Cargando

Sobre letras, libros y almas

Las palabras tienen magia, eso es evidente. No es un secreto que un autor deja, detrás de cada historia, un poco de sí mismo.

De muy pequeña, hablo de la tierna edad de cuatro años, mi madre, con toda su sabiduría, decidió abrir las puertas a algo que yo desconocía: la lectura. Ella me enseñó a leer y escribir.

Recuerdo mis cuadernos de escritura y muchas páginas llenas de letras de un tamaño enorme e irregular. Esas letras que parecían existir al azar, poco a poco, comenzaron a formar palabras que pronto se convirtieron en oraciones. Fue en ese momento cuando accedí a un mundo que no ha dejado de sorprenderme.

Mis padres me llevaban una vez por mes a una librería que hoy ya no existe. En ella, de entre todo el universo de estantes abarrotados con todo tipo de escritos, elegía libremente los libros que deseara llevarme a casa. Tuve la fortuna de comenzar, así de joven, a formar mi biblioteca.
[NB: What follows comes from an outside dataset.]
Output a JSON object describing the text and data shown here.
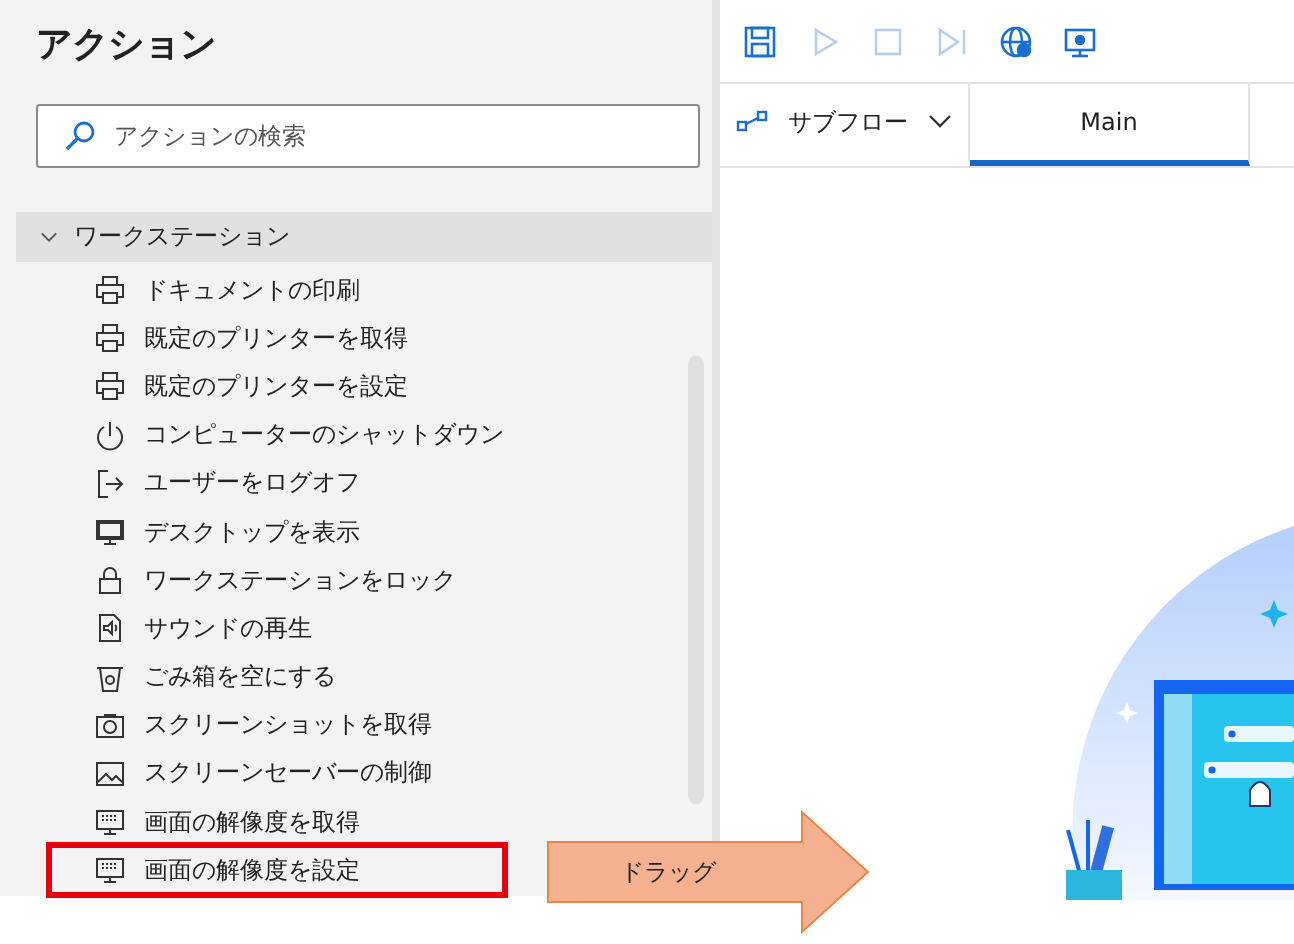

Mis primeras lecturas, claro, fueron historias infantiles llenas de ilustraciones. Hans Christian Andersen estaba entre de mis favoritos.

Los libros elegidos fueron cambiando conforme los años iban pasando y yo definía mi personalidad.
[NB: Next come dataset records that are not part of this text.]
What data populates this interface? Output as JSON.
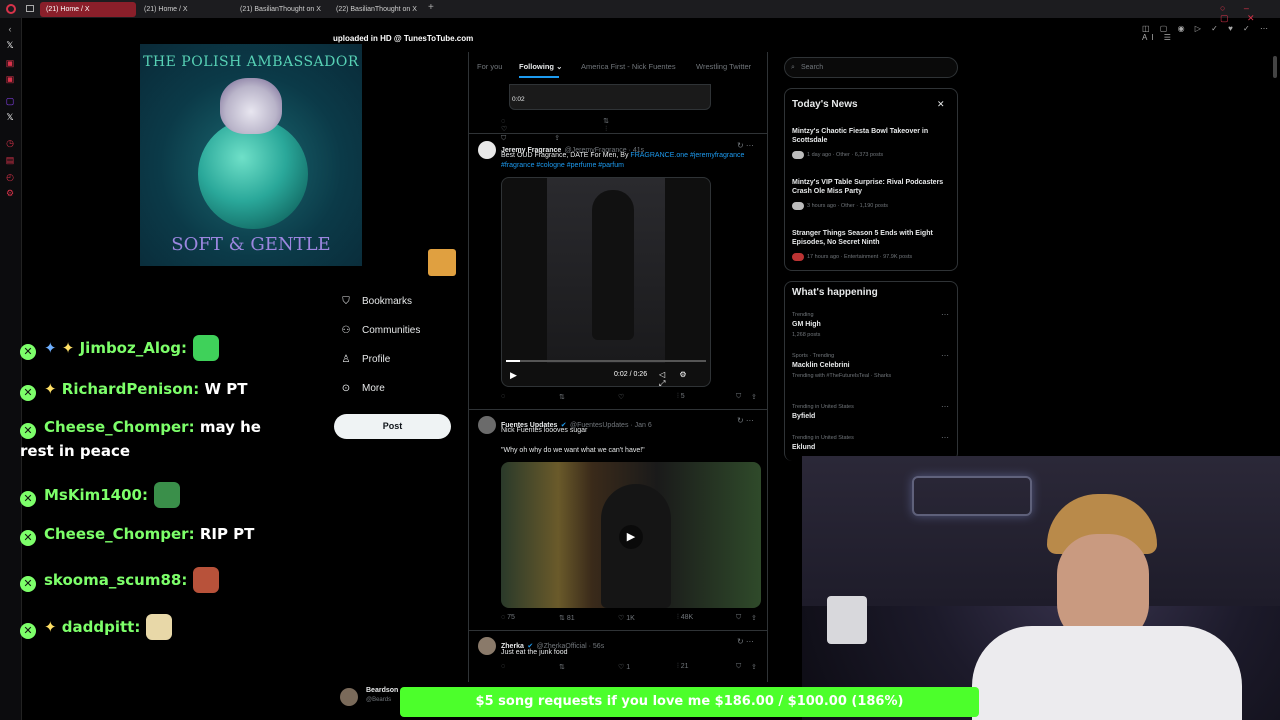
{
  "browser": {
    "tabs": [
      {
        "label": "(21) Home / X",
        "active": true
      },
      {
        "label": "(21) Home / X",
        "active": false
      },
      {
        "label": "(21) BasilianThought on X",
        "active": false
      },
      {
        "label": "(22) BasilianThought on X",
        "active": false
      }
    ]
  },
  "stream": {
    "watermark": "uploaded in HD @ TunesToTube.com",
    "album_title": "THE POLISH AMBASSADOR",
    "album_subtitle": "SOFT & GENTLE",
    "chat": [
      {
        "user": "Jimboz_Alog:",
        "message": "",
        "emote_color": "#3fd15a"
      },
      {
        "user": "RichardPenison:",
        "message": "W PT",
        "emote_color": null
      },
      {
        "user": "Cheese_Chomper:",
        "message": "may he",
        "message2": "rest in peace",
        "emote_color": null
      },
      {
        "user": "MsKim1400:",
        "message": "",
        "emote_color": "#3a8f4a"
      },
      {
        "user": "Cheese_Chomper:",
        "message": "RIP PT",
        "emote_color": null
      },
      {
        "user": "skooma_scum88:",
        "message": "",
        "emote_color": "#b8523a"
      },
      {
        "user": "daddpitt:",
        "message": "",
        "emote_color": "#e8d8a8"
      }
    ],
    "donation_banner": "$5 song requests if you love me $186.00 / $100.00 (186%)"
  },
  "x_nav": {
    "items": [
      {
        "label": "Bookmarks",
        "icon": "bookmark-icon"
      },
      {
        "label": "Communities",
        "icon": "communities-icon"
      },
      {
        "label": "Profile",
        "icon": "profile-icon"
      },
      {
        "label": "More",
        "icon": "more-icon"
      }
    ],
    "post_label": "Post",
    "account_name": "Beardson",
    "account_handle": "@Beards"
  },
  "feed": {
    "tabs": [
      "For you",
      "Following",
      "America First - Nick Fuentes",
      "Wrestling Twitter"
    ],
    "active_tab": "Following",
    "top_video_time": "0:02",
    "tweets": [
      {
        "name": "Jeremy Fragrance",
        "handle": "@JeremyFragrance · 41s",
        "text": "Best OUD Fragrance, DATE For Men, By",
        "link1": "FRAGRANCE.one #jeremyfragrance",
        "link2": "#fragrance #cologne #perfume #parfum",
        "video_time": "0:02 / 0:26",
        "views": "5"
      },
      {
        "name": "Fuentes Updates",
        "handle": "@FuentesUpdates · Jan 6",
        "text": "Nick Fuentes loooves sugar",
        "quote": "\"Why oh why do we want what we can't have!\"",
        "replies": "75",
        "reposts": "81",
        "likes": "1K",
        "views": "48K"
      },
      {
        "name": "Zherka",
        "handle": "@ZherkaOfficial · 56s",
        "text": "Just eat the junk food",
        "likes": "1",
        "views": "21"
      }
    ]
  },
  "right": {
    "search_placeholder": "Search",
    "news_title": "Today's News",
    "news": [
      {
        "headline": "Mintzy's Chaotic Fiesta Bowl Takeover in Scottsdale",
        "meta": "1 day ago · Other · 6,373 posts"
      },
      {
        "headline": "Mintzy's VIP Table Surprise: Rival Podcasters Crash Ole Miss Party",
        "meta": "3 hours ago · Other · 1,190 posts"
      },
      {
        "headline": "Stranger Things Season 5 Ends with Eight Episodes, No Secret Ninth",
        "meta": "17 hours ago · Entertainment · 97.9K posts"
      }
    ],
    "happening_title": "What's happening",
    "trends": [
      {
        "category": "Trending",
        "name": "GM High",
        "count": "1,268 posts"
      },
      {
        "category": "Sports · Trending",
        "name": "Macklin Celebrini",
        "count": "Trending with #TheFutureIsTeal · Sharks"
      },
      {
        "category": "Trending in United States",
        "name": "Byfield",
        "count": ""
      },
      {
        "category": "Trending in United States",
        "name": "Eklund",
        "count": ""
      }
    ]
  }
}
Pude leer a muchos autores. Bécquer, por ejemplo, me acompañó en mi etapa romántica. Y así, progresivamente, fueron llegando Homero, Kant, Fromm, Borges, Hesse, Nietzche, Cortázar, Goethe, Pushkin, Benedetti, Dostoyevski, Alighieri, Tolkien, Dumas, Baudelaire, Galeano, Freud, Cervantes, Shakespeare, Poe, Quiroga, Lovecraft, Pacheco, Kundera, Stoker, Alarcón y muchísimos más. Todos ellos compartían espacio y hogar en mi vida.

Y aquí he de confesar que uno de los libros que he mantenido más cerca de mi corazón es “Frankenstein o el moderno Prometeo” de Mary Shelley. Esa historia, a la fecha, me sigue atrapando entre las reflexiones de una criatura que intenta saber el significado de su vida y un hombre que comprendió, demasiado tarde, que sus acciones fueron su juez y su verdugo.

Desde que leí ese libro, hace unos veinticinco años, me sigo preguntando dónde radica el alma humana.

Me intriga cómo a través de la historia se ha concebido el alma, el espíritu, el cuerpo, la mente y el paraíso. La trascendencia ha sido y es un tema que aún tiene mucho por revelar.

Si yo pudiera, retomando lo que contaba sobre mi amadísimo texto de Shelley, consolaría a la criatura de Frankenstein diciéndole que no importa de cuántos cuerpos distintos fue hecho. Él, sin duda, posee un alma.

Y así es como los libros evocan, generan conocimiento, alimentan la curiosidad, desarrollan la imaginación. Encontrarse con una historia se vuelve algo muy íntimo, algo que se experimenta profundamente entre lector y escritor.

Miro mi pequeña biblioteca y veo que cada libro encierra entre sus páginas una parte de mi historia. Ellos llevan días de todo tipo, tardes de café, noches de insomnio, recuerdos de juventud, encuentros con personas. Ellos han sido mi compañía y han estado presentes tanto en mis momentos de sufrimiento como de felicidad.

Un libro nunca será un objeto inanimado para aquellos que decidan ahondar entre sus líneas, sentir o empatizar. Y quien lo lee posiblemente sienta que un texto contiene alguna vivencia, anécdota o sueño que encaja perfecto con un momento de su vida.

Al final, todos somos los protagonistas de nuestra historia.

Mi madre, sin saberlo, definió mucho de lo que soy en el momento en que puso por primera vez un lápiz en mi mano y me ayudó a “dibujar” la primera letra.

Me convertí en una soñadora incansable, contadora de historias propias y ajenas. Quizá sea por esta relación tan estrecha que formé entre las letras y mi madre que no me es extraño escribir a la vieja usanza, con folio y pluma en mano. A pesar de la modernidad y la inmediatez en este mundo, amo escribir cartas y recibir postales.

Gracias a mi madre y a esos primeros libros no he dejado de imaginar, de creer, de crear, de asombrarme.

Lo dije al principio de este texto: las palabras tienen magia.

Y en cada palabra y en cada historia que escribo no puedo evitar dejar un poco de mí, de mi amor, de mis sueños y de mi pasión.

Kena Rosas. Días silenciosos. México.